Right now, more than ever, we need the disability community to move to action. It’s time to loudly speak out against electronic visit verification. There are a few ways you can do that:
- Any EVV bill will first go to the House Energy and Commerce Committee. Contact those House members to urge them to work with DeGette in drafting a federal bill to change EVV. We especially need bi-partisan support.
- Find local EVV stakeholder meetings. Advocate at your state level for the least intrusive EVV system. Hold your state and/or fiscal intermediary responsible to including you in all conversations about EVV by letting CMS know when your right to a stakeholder engagement process has been violated. You can contact CMS via email: EVV@cms.hhs.gov
- Join our national Facebook group Citizens Against EVV for updates. If you’re a disabled person or a home care employee, check out our private Facebook group Help Stop Electronic Visit Verification! as we support one another through the challenges of living under surveillance.

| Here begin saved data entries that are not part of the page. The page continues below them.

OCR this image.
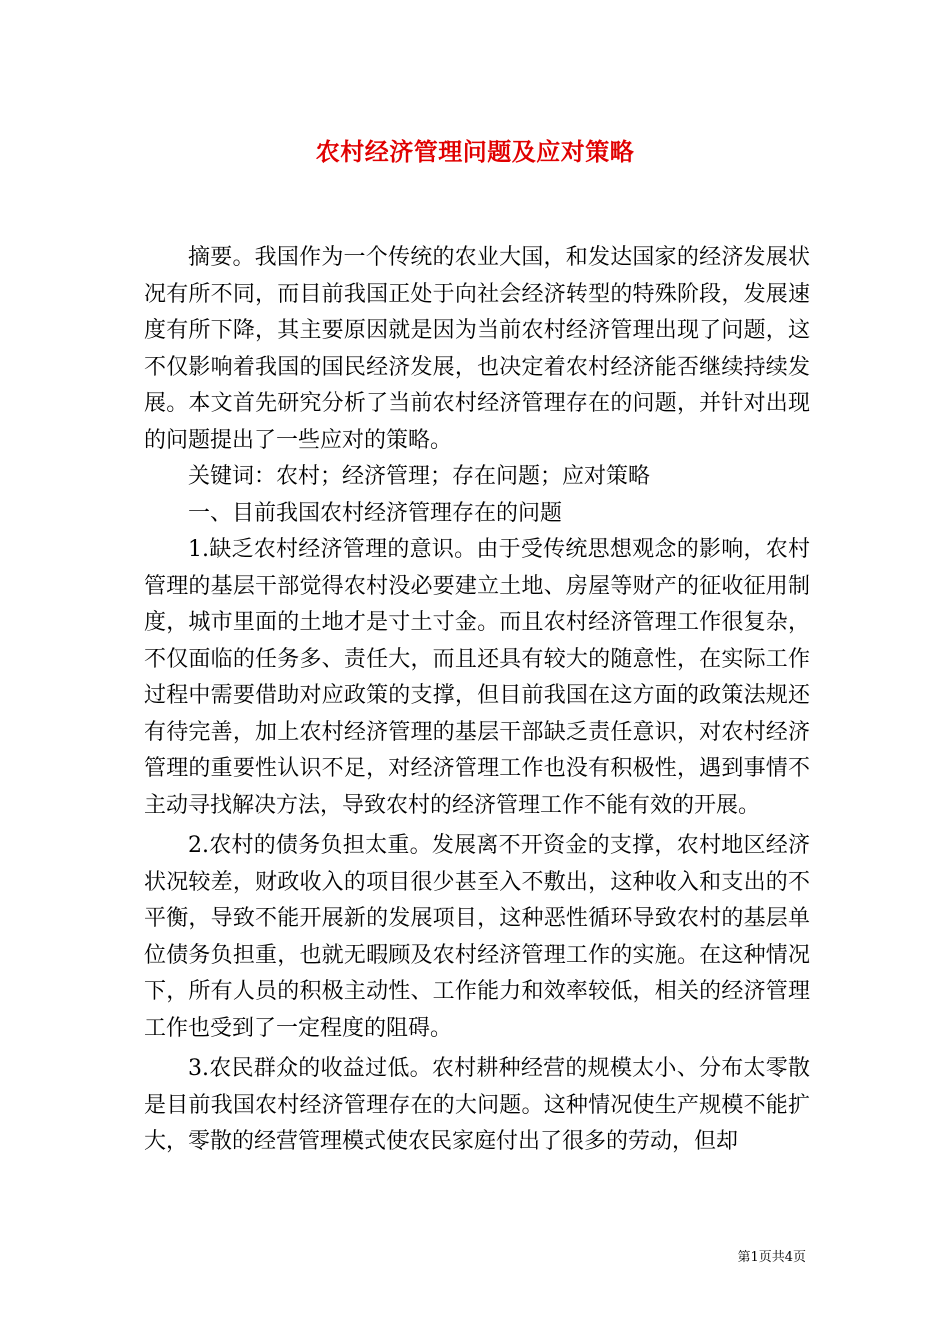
农村经济管理问题及应对策略

摘要。我国作为一个传统的农业大国，和发达国家的经济发展状况有所不同，而目前我国正处于向社会经济转型的特殊阶段，发展速度有所下降，其主要原因就是因为当前农村经济管理出现了问题，这不仅影响着我国的国民经济发展，也决定着农村经济能否继续持续发展。本文首先研究分析了当前农村经济管理存在的问题，并针对出现的问题提出了一些应对的策略。

关键词：农村；经济管理；存在问题；应对策略

一、目前我国农村经济管理存在的问题

1.缺乏农村经济管理的意识。由于受传统思想观念的影响，农村管理的基层干部觉得农村没必要建立土地、房屋等财产的征收征用制度，城市里面的土地才是寸土寸金。而且农村经济管理工作很复杂，不仅面临的任务多、责任大，而且还具有较大的随意性，在实际工作过程中需要借助对应政策的支撑，但目前我国在这方面的政策法规还有待完善，加上农村经济管理的基层干部缺乏责任意识，对农村经济管理的重要性认识不足，对经济管理工作也没有积极性，遇到事情不主动寻找解决方法，导致农村的经济管理工作不能有效的开展。

2.农村的债务负担太重。发展离不开资金的支撑，农村地区经济状况较差，财政收入的项目很少甚至入不敷出，这种收入和支出的不平衡，导致不能开展新的发展项目，这种恶性循环导致农村的基层单位债务负担重，也就无暇顾及农村经济管理工作的实施。在这种情况下，所有人员的积极主动性、工作能力和效率较低，相关的经济管理工作也受到了一定程度的阻碍。

3.农民群众的收益过低。农村耕种经营的规模太小、分布太零散是目前我国农村经济管理存在的大问题。这种情况使生产规模不能扩大，零散的经营管理模式使农民家庭付出了很多的劳动，但却

第1页共4页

- Stay informed! Review state updates on EVV implementation in your area.
Whatever may come to pass, the disability community is clear: We refuse to be treated as patients in our own homes.
My house is not an outpatient hospital or nursing home. There is never a reason for the government or their vendor to have access to the private dealings of my life solely to prove I am disabled and in need of assistance. The very fact that I’m alive today to write this piece means my employees arrived to their shifts and completed the tasks with which I needed help for the day. And I’m completely capable of continuing to verify that my employees perform the work I direct them to do.

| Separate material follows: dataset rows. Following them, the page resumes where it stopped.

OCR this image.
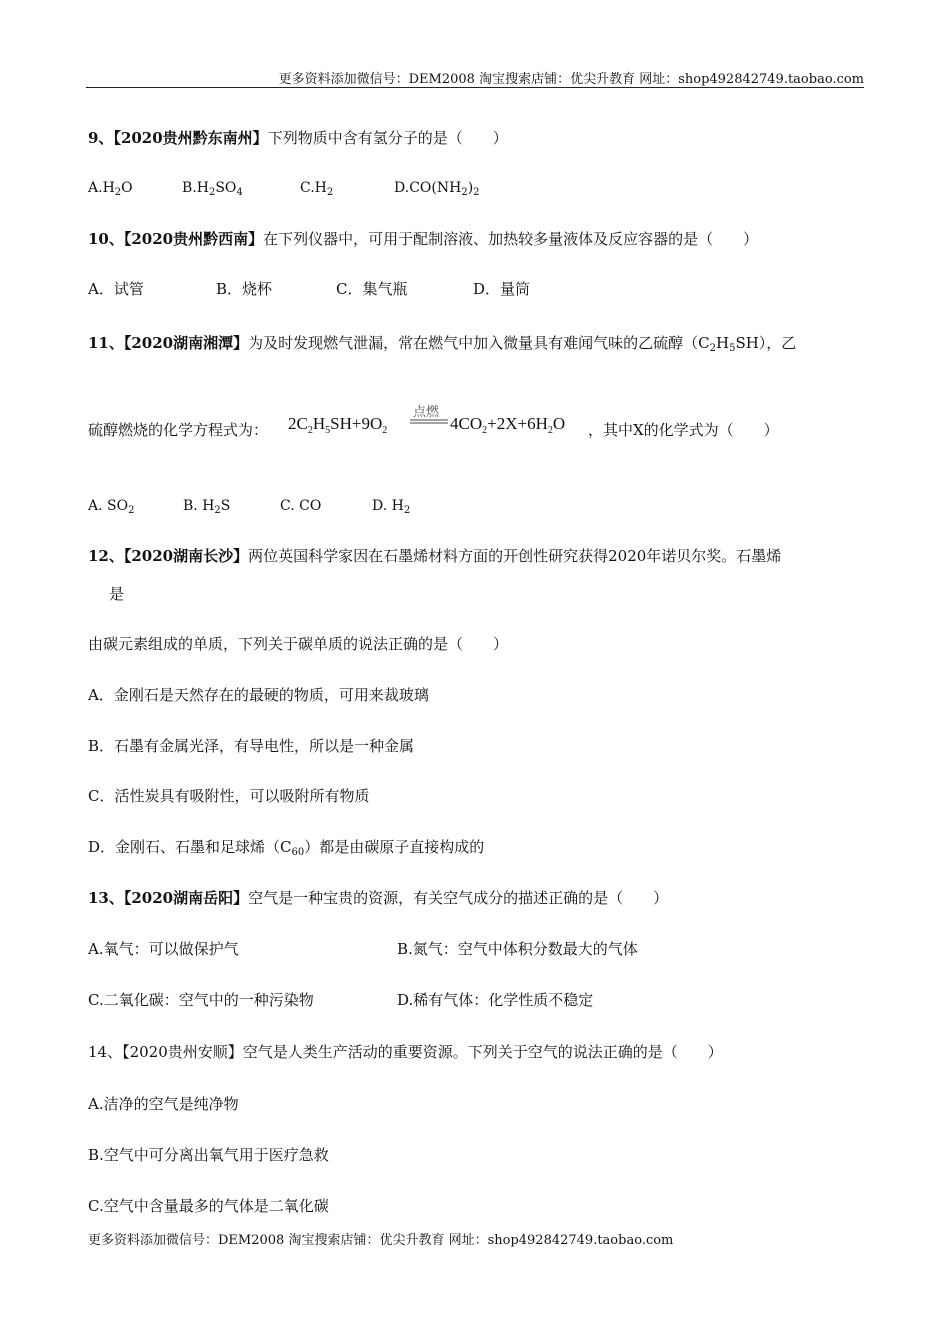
更多资料添加微信号：DEM2008 淘宝搜索店铺：优尖升教育 网址：shop492842749.taobao.com
9、【2020贵州黔东南州】下列物质中含有氢分子的是（　　）
$A.H_2O$	$B.H_2SO_4$	$C.H_2$	$D.CO(NH_2)_2$
10、【2020贵州黔西南】在下列仪器中，可用于配制溶液、加热较多量液体及反应容器的是（　　）
A．试管	B．烧杯	C．集气瓶	D．量筒
11、【2020湖南湘潭】为及时发现燃气泄漏，常在燃气中加入微量具有难闻气味的乙硫醇$(C_2H_5SH)$，乙
硫醇燃烧的化学方程式为： $2C_2H_5SH+9O_2$
点燃
$4CO_2+2X+6H_2O$ ，其中X的化学式为（　　）
A. $SO_2$	B. $H_2S$	C. CO	D. $H_2$
12、【2020湖南长沙】两位英国科学家因在石墨烯材料方面的开创性研究获得2020年诺贝尔奖。石墨烯
是
由碳元素组成的单质，下列关于碳单质的说法正确的是（　　）
A．金刚石是天然存在的最硬的物质，可用来裁玻璃
B．石墨有金属光泽，有导电性，所以是一种金属
C．活性炭具有吸附性，可以吸附所有物质
D．金刚石、石墨和足球烯$(C_{60})$都是由碳原子直接构成的
13、【2020湖南岳阳】空气是一种宝贵的资源，有关空气成分的描述正确的是（　　）
A.氧气：可以做保护气	B.氮气：空气中体积分数最大的气体
C.二氧化碳：空气中的一种污染物	D.稀有气体：化学性质不稳定
14、【2020贵州安顺】空气是人类生产活动的重要资源。下列关于空气的说法正确的是（　　）
A.洁净的空气是纯净物
B.空气中可分离出氧气用于医疗急救
C.空气中含量最多的气体是二氧化碳
更多资料添加微信号：DEM2008 淘宝搜索店铺：优尖升教育 网址：shop492842749.taobao.com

These are my own opinions and are not provided on behalf of nor meant to be a representation of any organization with which I am affiliated.
Kendra Scalia, M.P.P. is a disability and healthcare policy analyst. She received her undergraduate degree in History and Political Science (St. Rose, ’04) and a Master’s degree in Public Policy (UC Berkeley, ’07). Kendra is the Chief Executive Officer at Pax Ratio, Inc., a disability and healthcare policy consulting firm. Her areas of expertise include Medicare, Medicaid, consumer-directed services, electronic visit verification, Americans with Disabilities Act compliance, and emergency management for individuals with access and functional needs. Kendra also serves as the Director of Policy at Stop EVV; as Co-Chair of the National Council on Independent Living (NCIL) EVV Task Force and Steering Committee; as Board Secretary with NMD United, Inc., a peer-led 501(c)3 non-profit organization serving adults living with neuromuscular disabilities; and as a Consumer Board Member with the Consumer Directed Personal Assistance Association of New York State (CDPAANYS).